New app could create avenues for cyberbullying

Elizabeth Gu | Daily Trojan

Elizabeth Gu | Daily Trojan

Set to launch in November on iTunes, Peeple is a new application that allows users to rate the people they have met. Much like how a user would rate a business on Yelp, Peeple users will be able to review others on a five-star scale. Moreover, Peeple lets users review other people based on three defined groups: professional, dating and personal. Though the app aims to foster positive social networks, the release of Peeple would still have inevitably damaging implications on self-perception and communication.

Upon the unveiling of its development, Peeple has been the target of numerous amounts of public criticism due to its potential to drive the growing issue of cyberbullying. Cases of depression and even suicide have been known consequences of cyberbullying, and many are concerned that Peeple could be the next platform for this generational epidemic of online hate.  In defense of these concerns, developers Julia Cordray and Nicole McCullough have expressed clear stances on how their new rating service is not intended to incite online bullying. “Join the positive revolution” serves as the headline for the Peeple launch website, advertising it as a safe and supportive environment.

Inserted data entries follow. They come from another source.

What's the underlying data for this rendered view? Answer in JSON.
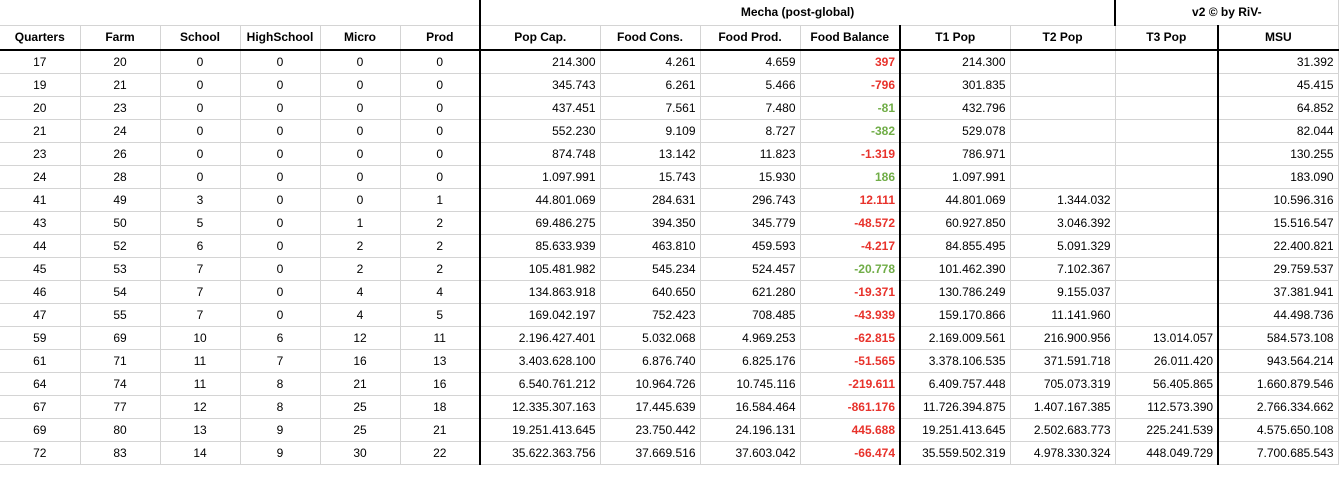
{
  "sheet": {
    "title": "Mecha (post-global)",
    "credit": "v2 © by RiV-",
    "columns": [
      "Quarters",
      "Farm",
      "School",
      "HighSchool",
      "Micro",
      "Prod",
      "Pop Cap.",
      "Food Cons.",
      "Food Prod.",
      "Food Balance",
      "T1 Pop",
      "T2 Pop",
      "T3 Pop",
      "MSU"
    ],
    "colors": {
      "negative": "#e8322b",
      "positive_small": "#70ad47",
      "grid": "#d4d4d4"
    },
    "rows": [
      {
        "cells": [
          "17",
          "20",
          "0",
          "0",
          "0",
          "0",
          "214.300",
          "4.261",
          "4.659",
          "397",
          "214.300",
          "",
          "",
          "31.392"
        ],
        "balance_color": "red"
      },
      {
        "cells": [
          "19",
          "21",
          "0",
          "0",
          "0",
          "0",
          "345.743",
          "6.261",
          "5.466",
          "-796",
          "301.835",
          "",
          "",
          "45.415"
        ],
        "balance_color": "red"
      },
      {
        "cells": [
          "20",
          "23",
          "0",
          "0",
          "0",
          "0",
          "437.451",
          "7.561",
          "7.480",
          "-81",
          "432.796",
          "",
          "",
          "64.852"
        ],
        "balance_color": "green"
      },
      {
        "cells": [
          "21",
          "24",
          "0",
          "0",
          "0",
          "0",
          "552.230",
          "9.109",
          "8.727",
          "-382",
          "529.078",
          "",
          "",
          "82.044"
        ],
        "balance_color": "green"
      },
      {
        "cells": [
          "23",
          "26",
          "0",
          "0",
          "0",
          "0",
          "874.748",
          "13.142",
          "11.823",
          "-1.319",
          "786.971",
          "",
          "",
          "130.255"
        ],
        "balance_color": "red"
      },
      {
        "cells": [
          "24",
          "28",
          "0",
          "0",
          "0",
          "0",
          "1.097.991",
          "15.743",
          "15.930",
          "186",
          "1.097.991",
          "",
          "",
          "183.090"
        ],
        "balance_color": "green"
      },
      {
        "cells": [
          "41",
          "49",
          "3",
          "0",
          "0",
          "1",
          "44.801.069",
          "284.631",
          "296.743",
          "12.111",
          "44.801.069",
          "1.344.032",
          "",
          "10.596.316"
        ],
        "balance_color": "red"
      },
      {
        "cells": [
          "43",
          "50",
          "5",
          "0",
          "1",
          "2",
          "69.486.275",
          "394.350",
          "345.779",
          "-48.572",
          "60.927.850",
          "3.046.392",
          "",
          "15.516.547"
        ],
        "balance_color": "red"
      },
      {
        "cells": [
          "44",
          "52",
          "6",
          "0",
          "2",
          "2",
          "85.633.939",
          "463.810",
          "459.593",
          "-4.217",
          "84.855.495",
          "5.091.329",
          "",
          "22.400.821"
        ],
        "balance_color": "red"
      },
      {
        "cells": [
          "45",
          "53",
          "7",
          "0",
          "2",
          "2",
          "105.481.982",
          "545.234",
          "524.457",
          "-20.778",
          "101.462.390",
          "7.102.367",
          "",
          "29.759.537"
        ],
        "balance_color": "green"
      },
      {
        "cells": [
          "46",
          "54",
          "7",
          "0",
          "4",
          "4",
          "134.863.918",
          "640.650",
          "621.280",
          "-19.371",
          "130.786.249",
          "9.155.037",
          "",
          "37.381.941"
        ],
        "balance_color": "red"
      },
      {
        "cells": [
          "47",
          "55",
          "7",
          "0",
          "4",
          "5",
          "169.042.197",
          "752.423",
          "708.485",
          "-43.939",
          "159.170.866",
          "11.141.960",
          "",
          "44.498.736"
        ],
        "balance_color": "red"
      },
      {
        "cells": [
          "59",
          "69",
          "10",
          "6",
          "12",
          "11",
          "2.196.427.401",
          "5.032.068",
          "4.969.253",
          "-62.815",
          "2.169.009.561",
          "216.900.956",
          "13.014.057",
          "584.573.108"
        ],
        "balance_color": "red"
      },
      {
        "cells": [
          "61",
          "71",
          "11",
          "7",
          "16",
          "13",
          "3.403.628.100",
          "6.876.740",
          "6.825.176",
          "-51.565",
          "3.378.106.535",
          "371.591.718",
          "26.011.420",
          "943.564.214"
        ],
        "balance_color": "red"
      },
      {
        "cells": [
          "64",
          "74",
          "11",
          "8",
          "21",
          "16",
          "6.540.761.212",
          "10.964.726",
          "10.745.116",
          "-219.611",
          "6.409.757.448",
          "705.073.319",
          "56.405.865",
          "1.660.879.546"
        ],
        "balance_color": "red"
      },
      {
        "cells": [
          "67",
          "77",
          "12",
          "8",
          "25",
          "18",
          "12.335.307.163",
          "17.445.639",
          "16.584.464",
          "-861.176",
          "11.726.394.875",
          "1.407.167.385",
          "112.573.390",
          "2.766.334.662"
        ],
        "balance_color": "red"
      },
      {
        "cells": [
          "69",
          "80",
          "13",
          "9",
          "25",
          "21",
          "19.251.413.645",
          "23.750.442",
          "24.196.131",
          "445.688",
          "19.251.413.645",
          "2.502.683.773",
          "225.241.539",
          "4.575.650.108"
        ],
        "balance_color": "red"
      },
      {
        "cells": [
          "72",
          "83",
          "14",
          "9",
          "30",
          "22",
          "35.622.363.756",
          "37.669.516",
          "37.603.042",
          "-66.474",
          "35.559.502.319",
          "4.978.330.324",
          "448.049.729",
          "7.700.685.543"
        ],
        "balance_color": "red"
      }
    ]
  }
}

Though Cordray and McCullough’s intentions for Peeple seem pure, their hopes for creating a positive environment are clearly delusional. Peeple serves as the ideal setting for cyberbullying, as its primary function is for people to essentially post their judgments of other people on the internet.

Developers Cordray and McCullough have responded to concerns about negative comments and have taken precautions in an attempt to stop online hate. Whereas people were previously given 48 hours to sort out negative reviews before they went public, negative commentary has been banned from the app. An individual being reviewed will be able to censor recommendations before they are aired to the public. However, different people will surely perceive reviews as positive or negative by their individual standards, which puts into question whether developer attempts at banning negative reviews are truly effective.

But despite attempts to safeguard against cyberbullying, privacy still remains a concerning ethical issue that Peeple will have to address. Though necessary precautions have been taken to filter negative and abusive commentary, some people may wish to be omitted from public scrutiny altogether. Just because someone receives positive ratings doesn’t necessarily indicate that he or she wants to be on the app at all. Any kind of interaction would essentially subject someone to being published on Peeple, thus changing the way people would have to approach daily communication.

Peeple’s presence on college campuses like USC would have dramatic implications for the way students communicate and could even exacerbate cyberbullying. The anonymous thought sharing app Yik Yak has already been a platform for cyberbullying and hate among college students. The introduction of Peeple at college campuses could very well follow in Yik Yak’s footsteps — except with Peeple, specified instead of anonymous individuals would be the target of abuse. For some, the recommendation review would be a systematic way to filter out abusive comments, but this still would not remedy the constant feeling of judgment students would face if Peeple established itself in collegiate settings.

With the introduction of Peeple, every interaction with professors and students alike could put an individual on the app’s radar. Self-perception would be viewed in an entirely different way on college campuses, as once casual interactions could determine the outcomes of Peeple reviews. Dynamics of how college students build, view and interact in various relationships will inevitably be altered by the pressure of being rated in a favorable manner.

Currently, Peeple’s release has been pushed back from the original October date to some time in November. Cordray  and McCullough have evidently heard public concerns about Peeple and made necessary changes to the app, such as giving individuals the power to review recommendations about themselves and banning negative commentary. But even with these improvements, Peeple still has a long way to go until it can truly become the positive environment it aspires to be for its users.